Do your homework.
Spend a little time researching what the jet kit contains and whether that kit is appropriate for your needs.
Do set aside a clean, quiet place to work.
If your shop is under an apple tree, this is one job you might want to farm out.
Do take the time to read the manual beforehand.
Make sure you understand how to remove and replace the carburetors and to perform necessary adjustments.
Do be patient.
Carburetor work can be finicky, and it's easy to get off track. If you take your time and complete each step before moving on to the next one, you shouldn't have any problems. Get distracted and you're liable to spend the whole weekend just trying to get the bike to run.
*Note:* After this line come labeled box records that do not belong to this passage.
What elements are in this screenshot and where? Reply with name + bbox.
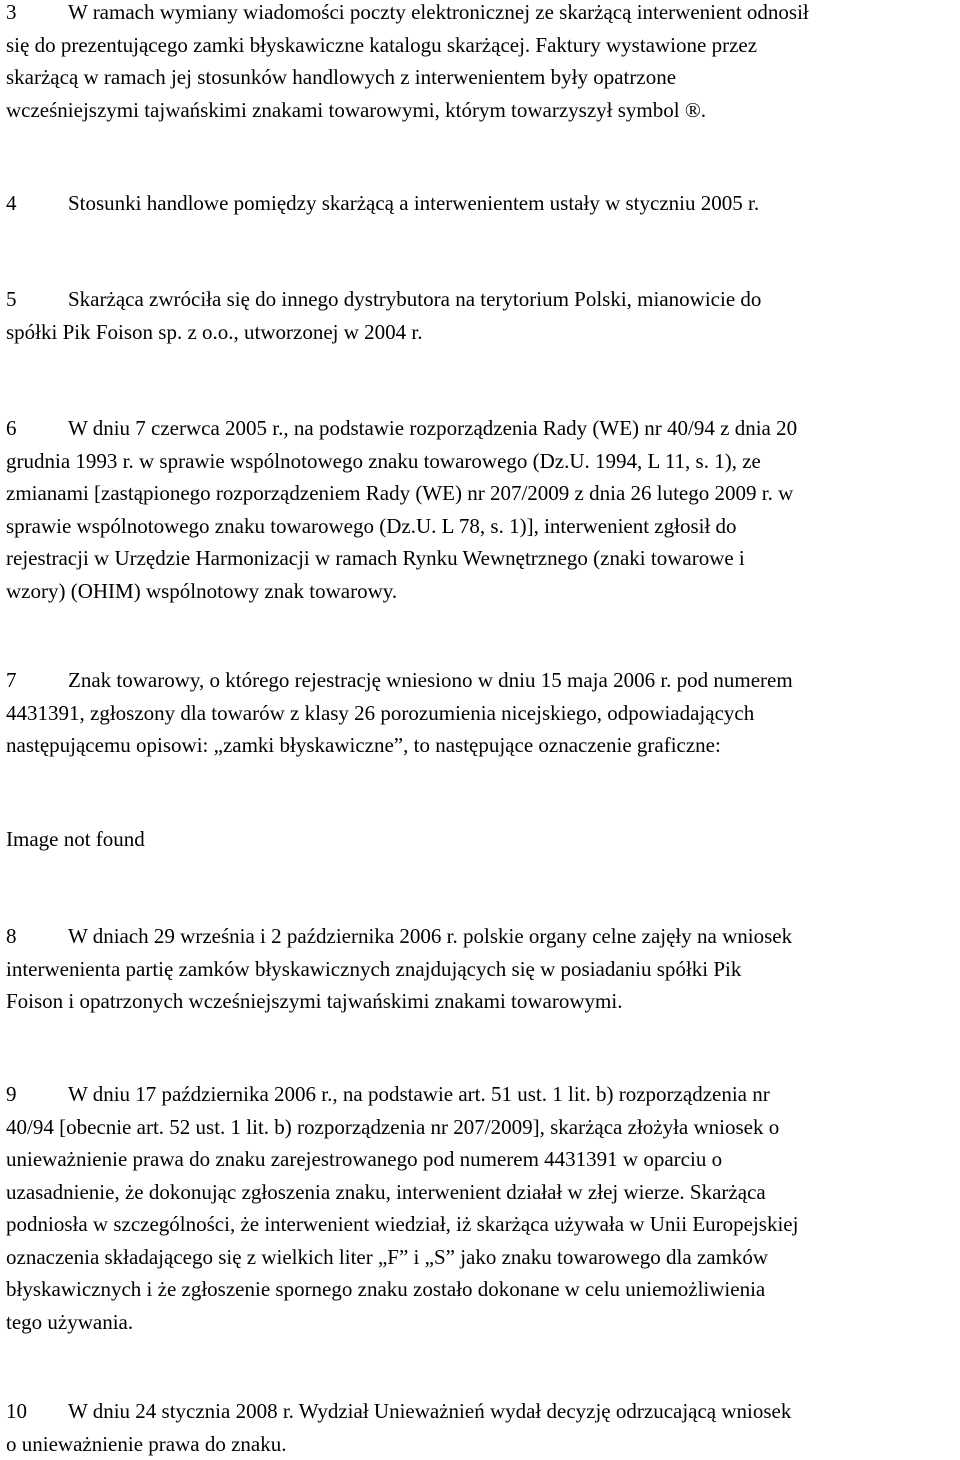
paragraph-4 — [6, 187, 960, 220]
paragraph-number: 3 — [6, 0, 17, 24]
paragraph-text: W dniu 17 października 2006 r., na podstawie art. 51 ust. 1 lit. b) rozporządzenia nr 40/94 [obecnie art. 52 ust. 1 lit. b) rozporządzenia nr 207/2009], skarżąca złożyła wniosek o unieważnienie prawa do znaku zarejestrowanego pod numerem 4431391 w oparciu o uzasadnienie, że dokonując zgłoszenia znaku, interwenient działał w złej wierze. Skarżąca podniosła w szczególności, że interwenient wiedział, iż skarżąca używała w Unii Europejskiej oznaczenia składającego się z wielkich liter „F” i „S” jako znaku towarowego dla zamków błyskawicznych i że zgłoszenie spornego znaku zostało dokonane w celu uniemożliwienia tego używania. — [6, 1082, 799, 1334]
paragraph-text: W ramach wymiany wiadomości poczty elektronicznej ze skarżącą interwenient odnosił się do prezentującego zamki błyskawiczne katalogu skarżącej. Faktury wystawione przez skarżącą w ramach jej stosunków handlowych z interwenientem były opatrzone wcześniejszymi tajwańskimi znakami towarowymi, którym towarzyszył symbol ®. — [6, 0, 809, 122]
paragraph-text: W dniach 29 września i 2 października 2006 r. polskie organy celne zajęły na wniosek interwenienta partię zamków błyskawicznych znajdujących się w posiadaniu spółki Pik Foison i opatrzonych wcześniejszymi tajwańskimi znakami towarowymi. — [6, 924, 793, 1013]
paragraph-text: W dniu 7 czerwca 2005 r., na podstawie rozporządzenia Rady (WE) nr 40/94 z dnia 20 grudnia 1993 r. w sprawie wspólnotowego znaku towarowego (Dz.U. 1994, L 11, s. 1), ze zmianami [zastąpionego rozporządzeniem Rady (WE) nr 207/2009 z dnia 26 lutego 2009 r. w sprawie wspólnotowego znaku towarowego (Dz.U. L 78, s. 1)], interwenient zgłosił do rejestracji w Urzędzie Harmonizacji w ramach Rynku Wewnętrznego (znaki towarowe i wzory) (OHIM) wspólnotowy znak towarowy. — [6, 416, 798, 603]
paragraph-8 — [6, 920, 960, 1018]
paragraph-number: 6 — [6, 416, 17, 440]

Don't expect miracles. A jet kit isn't a magic bullet, and in many cases experimentation may be needed before you hit that golden combination. In some cases you may have to settle for a that's-as-good-as-it'll-get solution.
Don't second-guess the instructions.
The guys writing them have installed more jet kits than you've had hot meals. If they tell you to initially adjust the pilot screw to 4.5 turns, do it. If you later find out it runs best at 3.5 turns, then good for you—but don't assume anything that isn't in the instructions.
Don't throw anything away.
Keep the OEM parts and all paperwork that came with the kit, especially if the kit was installed along with open pipes and/or airbox modifications. The bike's next owner may prefer a stock setup.
Don't be afraid to contact the manufacturer's tech line with questions.
These guys have run across most of the problems you're likely to encounter and will be able to steer you in the right direction should you run into any snafus. If you find a kit that doesn't have a line for tech support, take a pass.
Don't panic if something goes wrong.
Carburetors are simply mechanical devices, and there is nothing particularly mysterious about them. If something fouls up, retrace your steps until you find the problem.
- Locate the plug and use a center punch to dimple it as close to dead center as possible.
- Drill through the plug. A few wraps of tape on the bit will prevent it from breaking through and wiping out the adjusting screw.
- Screw in the sheetmetal screw.
- Pull out the plug using a Vise-Grip.